Passing the Torch at Garbo's Pizzeria

For decades, Pam Babcock nurtured and grew Garbo’s Pizzeria, hoping to someday find the person who would carry it forward and love it the way she did. Last year, her daughter Laine Scholz answered that call.

By Jennifer Johnmeyer

Mar 2024

Garbo’s Pizzeria owners.
Photo by Tessa CooperOver their years as owners of Garbo’s Pizzeria it has seen some changes, but their perfect location in Chesterfield has remained the same. Purchase Photo

When Pam Babcock launched Springfield, Missouri favorite Garbo’s Pizzeria in 1990, she met success almost immediately. In fact, she was soon able to open a second location, expanding from the original building on Scenic to Glenstone before learning in 1994 of a new area being developed: Chesterfield Village.

“We put all our eggs in one basket and closed the other two locations,” Babcock says. “We had the first outside dining in Springfield in Chesterfield, upstairs on the balcony. We added liquor, so we had a full bar. We also had music in those days. It was wonderful.”

Those hours took a toll, however, particularly on quality time with her daughter, Laine Scholz.

“When you’re in this business, it’s very challenging,” Babcock says. “Especially being a woman, and a mom. But Laine had a little cubby under the front desk. She’d come out and ask if she could help, and I would put her to work cutting mushrooms. She’d cut three and head back to her cubby.”

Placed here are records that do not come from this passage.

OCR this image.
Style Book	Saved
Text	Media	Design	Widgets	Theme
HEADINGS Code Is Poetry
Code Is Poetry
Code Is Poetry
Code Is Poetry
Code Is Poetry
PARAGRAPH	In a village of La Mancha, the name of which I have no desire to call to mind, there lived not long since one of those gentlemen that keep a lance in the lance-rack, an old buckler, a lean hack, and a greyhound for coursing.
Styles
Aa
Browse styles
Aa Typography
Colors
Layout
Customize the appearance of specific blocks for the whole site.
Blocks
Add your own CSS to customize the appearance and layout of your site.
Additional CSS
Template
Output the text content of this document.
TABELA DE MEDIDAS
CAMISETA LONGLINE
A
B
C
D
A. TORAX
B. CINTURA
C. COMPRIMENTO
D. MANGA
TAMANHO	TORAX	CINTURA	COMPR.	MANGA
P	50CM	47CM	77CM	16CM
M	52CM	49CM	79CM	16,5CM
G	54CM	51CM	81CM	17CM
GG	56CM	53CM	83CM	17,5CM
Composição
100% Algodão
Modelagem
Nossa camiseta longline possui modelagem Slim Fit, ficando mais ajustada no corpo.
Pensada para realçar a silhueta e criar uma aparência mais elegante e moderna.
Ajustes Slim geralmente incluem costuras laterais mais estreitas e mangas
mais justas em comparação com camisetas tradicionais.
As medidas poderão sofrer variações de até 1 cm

When she got older, Scholz worked for Garbo’s  Pizzeria in a more official capacity by waiting tables, a job she kept through college before leaving home and relocating first to St. Louis, then Columbia, Missouri.

Back in Springfield, Babcock spent six years exploring additional expansions (with locations on National and Southern Hills) before deciding once more to put all of her eggs in the Chesterfield Village basket.

By that point, Scholz and her husband had started their own family. In 2010, Scholz decided she was interested in returning to the family business.

“We had been open over 20 years at that point, and were a little old school,” she says. “We needed some structure, so I worked on that. I helped turn some things around that needed work.”

“And then she left again,” Babcock says.

“I was a little hesitant to totally commit myself to this,” Scholz says. “I was pregnant with my third child, and thought, is this really for me?”

Scholz elected to become a silent partner, moving on to the nonprofit sector. Babcock had begun to slow down at this point, but was hesitant to retire.

“It was so great when she came back again and said, ‘I want to do this. I want to be part of the legacy,’” Babcock says.

After some time away, Scholz did become a part of that legacy. In 2023, she returned to Garbo’s for good. Last December, the transition was completed, with Scholz taking ownership of the business (though Babcock teases that she’s still her daughter’s landlord).

When speaking about changes she is implementing in her tenure, Scholz is quick to point out that there are many things that already work at Garbo’s, so there isn’t much she would add. Three things that she is focusing on are menu expansion, increased marketing and community partnerships.

Her grandmother taught her to bake at a young age, so Scholz decided to bake one of her cakes to see if anyone would buy it. The idea was met with such enthusiasm that she has continued to offer not only her specialty layer cakes, but also cheesecake and tiramisu. (Babcock boasts that her daughter even makes her own ladyfingers.)

Garbo’s is also developing limited menu and specialty pizza options, as well as a mocktail menu. “We’re really a family business, and it’s fun for kids to have their own fancy drink,” Scholz says.

Scholz’s focus on local partnerships has led to having both Spring Branch Kombucha and local brewery selections in-house.

Garbo’s also offers frozen pizzas to take home, as well as its famous bottled dressing. The bottles are recycled, and Babcock and Scholz emphasize that while sustainability is hard in the restaurant business, it’s important to them.

Babcock says her time has been a beautiful journey, but she’s ready for her next chapter. “I know she’s identical to me in the business world, and I know she will pick up and run with what I have started,” she says. “I have no ifs, ands or buts about whether or not she will be successful. She will.”